Le concertation se tiendra du 23 au 28 avril et réunira "les représentants de toutes les forces politiques et sociales" du pays, selon le président malien.

Le président malien Ibrahim Boubacar Keïta (IBK) a annoncé l'ouverture d'une "concertation nationale" du 23 au 28 avril avec "les forces politiques et sociales" sur le projet de révision constitutionnelle, qui doit être soumis à référendum.

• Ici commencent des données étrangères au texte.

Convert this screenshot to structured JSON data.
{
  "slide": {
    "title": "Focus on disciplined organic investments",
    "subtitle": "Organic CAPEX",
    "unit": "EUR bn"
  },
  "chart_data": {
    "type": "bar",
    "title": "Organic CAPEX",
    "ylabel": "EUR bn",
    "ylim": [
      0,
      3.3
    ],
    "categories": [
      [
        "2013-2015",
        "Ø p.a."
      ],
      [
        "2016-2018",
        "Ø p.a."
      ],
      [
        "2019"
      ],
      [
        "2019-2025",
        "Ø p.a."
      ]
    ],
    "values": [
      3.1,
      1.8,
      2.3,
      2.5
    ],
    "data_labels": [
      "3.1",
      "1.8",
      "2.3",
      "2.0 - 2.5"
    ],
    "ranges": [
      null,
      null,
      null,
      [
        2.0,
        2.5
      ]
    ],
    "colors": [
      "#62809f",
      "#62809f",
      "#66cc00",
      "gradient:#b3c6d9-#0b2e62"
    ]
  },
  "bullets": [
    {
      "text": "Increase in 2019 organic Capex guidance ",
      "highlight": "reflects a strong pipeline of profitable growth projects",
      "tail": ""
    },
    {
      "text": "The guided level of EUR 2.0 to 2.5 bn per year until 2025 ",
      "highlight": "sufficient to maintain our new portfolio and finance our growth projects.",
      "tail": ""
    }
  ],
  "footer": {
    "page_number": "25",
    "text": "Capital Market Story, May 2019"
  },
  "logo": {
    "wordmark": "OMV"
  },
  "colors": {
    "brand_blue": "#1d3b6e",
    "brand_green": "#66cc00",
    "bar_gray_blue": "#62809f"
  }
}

Cette annonce a été faite par le président malien mardi soir dans une allocution radiotélévisée, précise l'hebdomadaire "Jeune Afrique".

Ibrahim Boubacar Keïta a reçu tout au long de la semaine dernière dignitaires religieux, dirigeants politiques et représentants de la société civile afin de discuter de la situation du pays et leur remettre l’avant-projet de loi de révision constitutionnelle qui lui a été présenté le 1er avril par un comité d’experts,indique la même source rappelant que plusieurs partis avaient rejeté ce projet, insistant sur la nécessité d’établir au préalable un dialogue politique national.

Ces rencontres faisaient également suite à une manifestation de plusieurs dizaines de milliers de personnes à Bamako le 5 avril contre "la mauvaise gestion du pays", notamment les violences intercommunautaires dans le centre, indique encore le média panafricain.

Dans son allocution, le président malien a salué la volonté de certains de ses interlocuteurs de poursuivre le débat pour "renforcer le consensus populaire autour de la future loi fondamentale", avant la tenue d’un référendum constitutionnel.

Il a, en outre, annoncé avoir confié à "un groupe d’éminentes personnalités la tâche de diriger cette concertation nationale", du 23 au 28 avril, qui réunira "les représentants de toutes les forces politiques et sociales" du pays.

Les résultats de ces travaux "seront pris en compte dans l’avant-projet de loi portant révision de la Constitution du 25 février 1992", a-t-il assuré, ajoutant que "celui-ci sera adopté à l’issue d’un Conseil des ministres avant d’être déposé à l’Assemblée nationale"

Cette révision constitutionnelle, la première depuis vingt-sept ans, vise notamment à mettre en oeuvre certains engagements de l’accord de paix signé en 2015 entre le gouvernement, les groupes armés pro-Bamako et l’ex-rébellion à dominante touareg du nord du pays, indique "Jeune Afrique".

Elle prévoit aussi la création d’une Cour des comptes, d’un sénat chargé d’assurer la représentation des collectivités territoriales et l’inscription de la décentralisation dans la Constitution.